The Crumb Road
The Crumb Road may be Maitreyabandhu’s first book-length poetry collection, but he is by no means new to poetry having, for instance, already won the Keats-Shelley Prize. Born Ian Johnson, he converted to Buddhism in 1990 and his affinity with spirituality shows in his verse. The Crumb Road is for the main part concerned with introspection and the retrospective spiritual journey of an adult into his experience of childhood.
While the main topics of The Crumb Road may be nostalgia and self-analysis, the collection also toys with the reader’s expectations by adding hints of tragic-comedy into poetry that is both metaphysical and naturalistic. Maitreyabandhu is constantly playing with contrasts: “Bottle-Digging” for example may be read as a pastiche of Seamus Heaney’s poem “Digging”, but expands on a topic of its own in the last stanza:
Dad had put the tools inside the boot
when I got back. We drove in silence home.
And after that he made it known to anyone
who’d listen the I’d been duped by a collector
who would even stoop to cheat a kid
And I’m still ashamed of what I did.
If Heaney’s poem is about the son adapting to the working ethic of his father, albeit having changed from manual to intellectual labor, then “Bottle-Digging” questions whether it is wise to imitate the previous generation. While the boy’s mishap may seem funny to the adults and the reader, it is obviously a traumatic experience for the child, who continues to shoulder the shame, even though his youth at the time suggests there is no need to do so.

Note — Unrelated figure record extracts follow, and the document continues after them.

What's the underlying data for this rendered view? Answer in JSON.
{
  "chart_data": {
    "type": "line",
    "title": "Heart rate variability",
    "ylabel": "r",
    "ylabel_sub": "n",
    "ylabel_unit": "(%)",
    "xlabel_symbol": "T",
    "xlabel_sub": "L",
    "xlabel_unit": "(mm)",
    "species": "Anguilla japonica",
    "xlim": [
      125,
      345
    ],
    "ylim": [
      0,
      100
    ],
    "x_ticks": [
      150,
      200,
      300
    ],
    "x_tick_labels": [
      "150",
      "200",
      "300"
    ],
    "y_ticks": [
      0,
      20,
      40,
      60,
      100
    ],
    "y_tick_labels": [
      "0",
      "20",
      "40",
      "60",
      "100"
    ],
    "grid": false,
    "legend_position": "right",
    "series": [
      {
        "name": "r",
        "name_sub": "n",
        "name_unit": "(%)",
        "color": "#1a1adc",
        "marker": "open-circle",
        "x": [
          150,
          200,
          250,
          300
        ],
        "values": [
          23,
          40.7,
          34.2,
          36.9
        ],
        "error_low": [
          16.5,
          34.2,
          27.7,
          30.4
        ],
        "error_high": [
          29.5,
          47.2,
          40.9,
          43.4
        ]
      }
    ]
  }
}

Heaney is not the only poet whose influence can be heard in the background of these poems. In “The Man”, the protagonist’s dull life is represented by aggrandized representations of cutlery which may remind the reader of “the taking of toast and tea” in T.S. Eliot’s “The Love Song of Alfred J. Prufrock”. John Keats’ theory of half-knowledge can be observed in poems such as “Something Happened”: neither the reader nor the narrator appears to know what that “something” is, but “half-dreams came and went”, hinting at further insight. However, perhaps the most important influence is that of Virginia Woolf’s poetic prose. Some of the texts, such as “Hill Town”, are not written in verse, but in poetic language, which raises the question where prose ends and poetry begins. Indeed, some of the poems that are versified also read more like poetic prose than prosaic poetry. “Copper Wire” for example emphasises the general, child-like excitement of discovery over traditional poetic form and meter. This does not, however, detract from the poetic value:
He’d catch us up and say Copper wire!
Then smile and rub the crumbling coating off
Until it shone like fraying hoops of gold
It might be of interest to note the smooth transition from “wire” to “smile”, or “rub” to “crumbling” and “coating” by means of assonance and alliteration respectively. In addition, the verse transfigures the gritty reality of the frayed copper hoops into the child’s “golden” fascination.
Children and childhood are assuredly the most important topic of The Crumb Road. The title is of course a reference to the fairy tale of Hänsel and Gretel, and stands as a warning of how easily memories and child-like enthusiasm are lost. Did my childhood make me happy? Am I wiser because of it? From the discovery of copper wire to the underlying homoeroticism of the third part of the collection “Stephen”, The Crumb Road provides incentive for any reader to ask themselves how their childhood affected them, before their personal crumb road is consumed and it is no longer possible to go back.